The presentation went okay (skip the first 30 or so minutes). There were two things I would take away. One is that she felt that this was a multi-million opportunity that could be bootstrapped (without taking venture funds). That was a great validation. I am sure Sramana has seen hundreds of pitches and if thats what she felt, it was awesome. The other point was that she did not like us using the word "hosting" for our services. She wanted us to use the word "cloud". This has been on my mind sometime too. Couple of years ago, all enterprise software companies were screaming cloud from the roof of their buildings and I had never liked the word. But now some water is under the bridge and the hype around cloud has subsided, I think cloud might be a better word to capture our service offerings - Cloud Hosting for Open Source ERP. I liked that.

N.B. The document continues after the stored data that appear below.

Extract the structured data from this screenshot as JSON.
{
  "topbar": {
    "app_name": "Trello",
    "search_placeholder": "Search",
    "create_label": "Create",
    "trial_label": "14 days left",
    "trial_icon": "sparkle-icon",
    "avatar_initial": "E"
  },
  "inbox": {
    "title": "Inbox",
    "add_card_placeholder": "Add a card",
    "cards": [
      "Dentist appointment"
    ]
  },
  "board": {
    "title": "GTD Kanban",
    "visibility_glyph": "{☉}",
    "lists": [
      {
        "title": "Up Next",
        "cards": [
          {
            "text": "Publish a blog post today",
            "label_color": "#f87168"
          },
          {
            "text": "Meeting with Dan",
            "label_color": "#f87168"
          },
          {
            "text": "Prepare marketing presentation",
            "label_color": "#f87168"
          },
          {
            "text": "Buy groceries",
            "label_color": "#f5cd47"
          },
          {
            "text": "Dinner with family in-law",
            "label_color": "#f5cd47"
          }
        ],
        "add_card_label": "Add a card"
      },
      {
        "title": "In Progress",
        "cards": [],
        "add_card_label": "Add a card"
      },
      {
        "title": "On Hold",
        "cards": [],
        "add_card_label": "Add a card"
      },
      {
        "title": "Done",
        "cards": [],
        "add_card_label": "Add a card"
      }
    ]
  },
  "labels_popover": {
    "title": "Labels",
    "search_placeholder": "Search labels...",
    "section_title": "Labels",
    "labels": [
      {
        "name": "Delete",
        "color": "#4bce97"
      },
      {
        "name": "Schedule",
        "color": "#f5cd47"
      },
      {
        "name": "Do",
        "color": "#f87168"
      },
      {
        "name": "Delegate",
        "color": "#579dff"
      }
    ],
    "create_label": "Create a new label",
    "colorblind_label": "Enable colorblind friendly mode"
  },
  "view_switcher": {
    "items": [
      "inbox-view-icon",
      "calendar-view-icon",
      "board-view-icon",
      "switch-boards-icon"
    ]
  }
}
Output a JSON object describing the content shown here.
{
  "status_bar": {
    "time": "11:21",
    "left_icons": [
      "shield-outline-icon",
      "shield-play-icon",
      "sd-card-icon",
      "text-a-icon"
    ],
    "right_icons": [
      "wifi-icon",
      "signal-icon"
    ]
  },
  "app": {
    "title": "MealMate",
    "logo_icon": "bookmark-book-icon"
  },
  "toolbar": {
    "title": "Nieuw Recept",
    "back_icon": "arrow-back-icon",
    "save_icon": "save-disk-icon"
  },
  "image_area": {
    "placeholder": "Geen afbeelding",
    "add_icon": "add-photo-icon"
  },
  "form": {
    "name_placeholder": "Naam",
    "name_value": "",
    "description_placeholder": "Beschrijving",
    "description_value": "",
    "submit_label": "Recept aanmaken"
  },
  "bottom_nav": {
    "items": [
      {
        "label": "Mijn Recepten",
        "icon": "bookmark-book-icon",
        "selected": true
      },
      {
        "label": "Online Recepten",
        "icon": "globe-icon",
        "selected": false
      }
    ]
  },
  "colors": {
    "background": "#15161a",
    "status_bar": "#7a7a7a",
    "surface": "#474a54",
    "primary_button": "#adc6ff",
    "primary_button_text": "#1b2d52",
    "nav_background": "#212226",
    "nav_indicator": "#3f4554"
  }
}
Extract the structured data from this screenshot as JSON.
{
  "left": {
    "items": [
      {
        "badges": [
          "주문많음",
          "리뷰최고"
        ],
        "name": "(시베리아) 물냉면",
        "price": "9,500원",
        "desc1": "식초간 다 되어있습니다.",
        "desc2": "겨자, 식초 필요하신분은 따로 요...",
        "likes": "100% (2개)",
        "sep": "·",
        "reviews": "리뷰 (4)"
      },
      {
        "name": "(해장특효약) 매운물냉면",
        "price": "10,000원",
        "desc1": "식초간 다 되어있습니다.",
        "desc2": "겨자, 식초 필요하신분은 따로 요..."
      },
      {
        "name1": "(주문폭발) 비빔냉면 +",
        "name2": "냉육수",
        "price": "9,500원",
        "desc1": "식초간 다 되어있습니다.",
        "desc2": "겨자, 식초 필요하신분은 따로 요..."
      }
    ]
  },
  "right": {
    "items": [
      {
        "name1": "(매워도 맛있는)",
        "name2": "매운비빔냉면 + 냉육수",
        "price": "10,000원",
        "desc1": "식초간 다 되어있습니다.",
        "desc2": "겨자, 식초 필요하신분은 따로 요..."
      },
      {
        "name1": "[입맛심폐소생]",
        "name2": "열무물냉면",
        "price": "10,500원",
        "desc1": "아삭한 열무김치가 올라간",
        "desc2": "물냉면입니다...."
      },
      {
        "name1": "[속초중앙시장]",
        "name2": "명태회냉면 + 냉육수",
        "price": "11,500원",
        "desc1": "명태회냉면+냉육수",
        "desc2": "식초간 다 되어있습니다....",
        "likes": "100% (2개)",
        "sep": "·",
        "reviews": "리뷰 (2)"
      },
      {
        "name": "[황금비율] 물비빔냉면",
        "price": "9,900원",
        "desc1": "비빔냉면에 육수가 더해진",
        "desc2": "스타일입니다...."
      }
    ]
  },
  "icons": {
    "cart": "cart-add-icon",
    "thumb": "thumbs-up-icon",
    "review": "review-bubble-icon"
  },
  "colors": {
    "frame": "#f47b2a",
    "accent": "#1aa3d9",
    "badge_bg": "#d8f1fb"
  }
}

Sramana also has a paid offering for startups. That is her virtual incubator. I think its an awesome concept, for $1000 she offers hours of recorded course material, introduce us to her contacts in Silicon Valley, have private strategy group discussions and will also put in a word for the media. From our perspective, we could surely love to get help in getting the word around, specially in Silicon Valley, where the world's eyes are.
But as a few days passed, I realised that we are happy being an outsider and we were doing okay. Firstly, our sales same time last year were also low. Maybe June to August is not a good time for ERP sales (maybe its a cyclic industry). Secondly, we still had a number of level zero requirements to be finished. Fixing our documentation (now in way earnestly) rewriting our old code (more than 70% complete) and building better infrastructure and improving our conversion rates. Even if we got 1000 trials signed up in a hurry, I was not sure we had the infrastructure in place to handle them.
But in all, it was a great experience, I am thankful to Sramana for her time and feedback. I am sure her program will help a lot of startups get their foundations in place.
I would surely recommend startups to pitch at her Public Round Table.
ps. Some feedback for Sramana: I think she needs to redesign her website. It looks very 2000 and there are too many links. These days, too many links on a page makes it feel spammy. Plus the hanging social buttons on the side are very annoying. She needs to look at medium.com for inspiration. Also the website has to be more about 1mby1m, her project. By projecting her blog and personality strongly, the program gets ignored. I can automatically think of a much better design. Maybe she should hire Sukh Dugal's StudioMarch (probably India's best web design company, and we have worked with them before) for a redesign! I wish her all the best.
Rushabh is a software developer and founder of ERPNext. He usually writes about the startup experience, open source and the technologies he is working on.